His finger gently touched my wrist, helping me adjust my posture. The warmth of his fingertip came through my school uniform, unexpectedly comforting.

That afternoon, he listened to me play the entire song "Seisyun Complex" without interrupting or rushing me. The setting sun stretched our shadows long, and the vibration of the guitar strings seemed to reach my heart.

"You're very talented," he said seriously, looking into my eyes. "You just lack a little confidence. The most important thing in music is to express yourself. Technique can be practiced slowly, but genuine emotion is the rarest."

On the stage of the culture festival, when the spotlight hit me, my mind went blank again.

But seeing Okabara-san's encouraging eyes in the audience and remembering what he had said, I took a deep breath, and the moment my fingertips landed on the guitar strings, they surprisingly didn't tremble.

The melody of "Seisyun Complex" echoed in the auditorium. Although there were still some minor flaws, it was the most heartfelt I had ever played.

After the performance, he walked over smiling and said, "You've improved a lot, much better than last time in the mountains." I was too nervous to speak, so I could only hand him the guitar pick I had prepared. It was my most treasured cherry blossom patterned pick.

Even now, I still get nervous when there are many people, I still practice conversations in my head beforehand, and I'm still the clumsy Hitori Bocchi.

But when I hold my guitar, the unease in my heart seems to lessen. The string-pressing technique Okabara-san taught me is becoming more and more skilled. Occasionally, when we meet in the hallway, he'll smile and ask, "What new songs have you been practicing lately?", and although I still blush, I can softly say the song title now.

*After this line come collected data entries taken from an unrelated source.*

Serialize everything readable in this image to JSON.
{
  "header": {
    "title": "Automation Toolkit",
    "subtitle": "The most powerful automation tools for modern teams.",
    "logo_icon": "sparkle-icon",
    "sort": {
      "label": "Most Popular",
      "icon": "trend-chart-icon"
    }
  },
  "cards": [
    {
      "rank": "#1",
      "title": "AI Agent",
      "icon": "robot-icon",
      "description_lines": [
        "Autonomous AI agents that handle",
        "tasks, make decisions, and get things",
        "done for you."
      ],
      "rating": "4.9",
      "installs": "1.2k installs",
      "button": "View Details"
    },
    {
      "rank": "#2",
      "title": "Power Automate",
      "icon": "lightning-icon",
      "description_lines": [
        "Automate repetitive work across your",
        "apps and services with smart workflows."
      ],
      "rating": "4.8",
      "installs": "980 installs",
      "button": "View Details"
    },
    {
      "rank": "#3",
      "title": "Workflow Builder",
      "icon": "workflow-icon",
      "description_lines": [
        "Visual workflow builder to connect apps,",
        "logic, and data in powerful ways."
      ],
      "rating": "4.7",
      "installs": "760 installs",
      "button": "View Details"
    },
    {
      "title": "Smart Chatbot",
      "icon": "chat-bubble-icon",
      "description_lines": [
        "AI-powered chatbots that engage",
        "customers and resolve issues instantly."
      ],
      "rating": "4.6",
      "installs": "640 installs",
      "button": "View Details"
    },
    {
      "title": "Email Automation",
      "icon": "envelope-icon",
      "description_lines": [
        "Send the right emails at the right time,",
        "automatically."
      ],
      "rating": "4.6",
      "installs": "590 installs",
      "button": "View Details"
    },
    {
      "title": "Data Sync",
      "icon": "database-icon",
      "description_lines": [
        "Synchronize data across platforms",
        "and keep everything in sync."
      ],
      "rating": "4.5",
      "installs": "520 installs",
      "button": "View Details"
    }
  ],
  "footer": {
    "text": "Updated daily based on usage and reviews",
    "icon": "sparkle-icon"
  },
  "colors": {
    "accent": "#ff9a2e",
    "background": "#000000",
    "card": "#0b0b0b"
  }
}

Outside the music room window, the evening glow dyed the sky red. I held my guitar, my fingertips gently plucking the strings, and the melody of "Seisyun Complex" flowed smoothly.

This time, there was no trembling, no pausing, only the vibration of the strings and the faint glimmer quietly sprouting in my heart.

Perhaps, I can slowly become less afraid, and perhaps, my guitar can truly become a bridge connecting me to the world.

The cherry blossom pick in my guitar case has been replaced with a new one, but I've always kept the old pick that Okabara-san praised carefully in my pocket. It's my small proof of courage.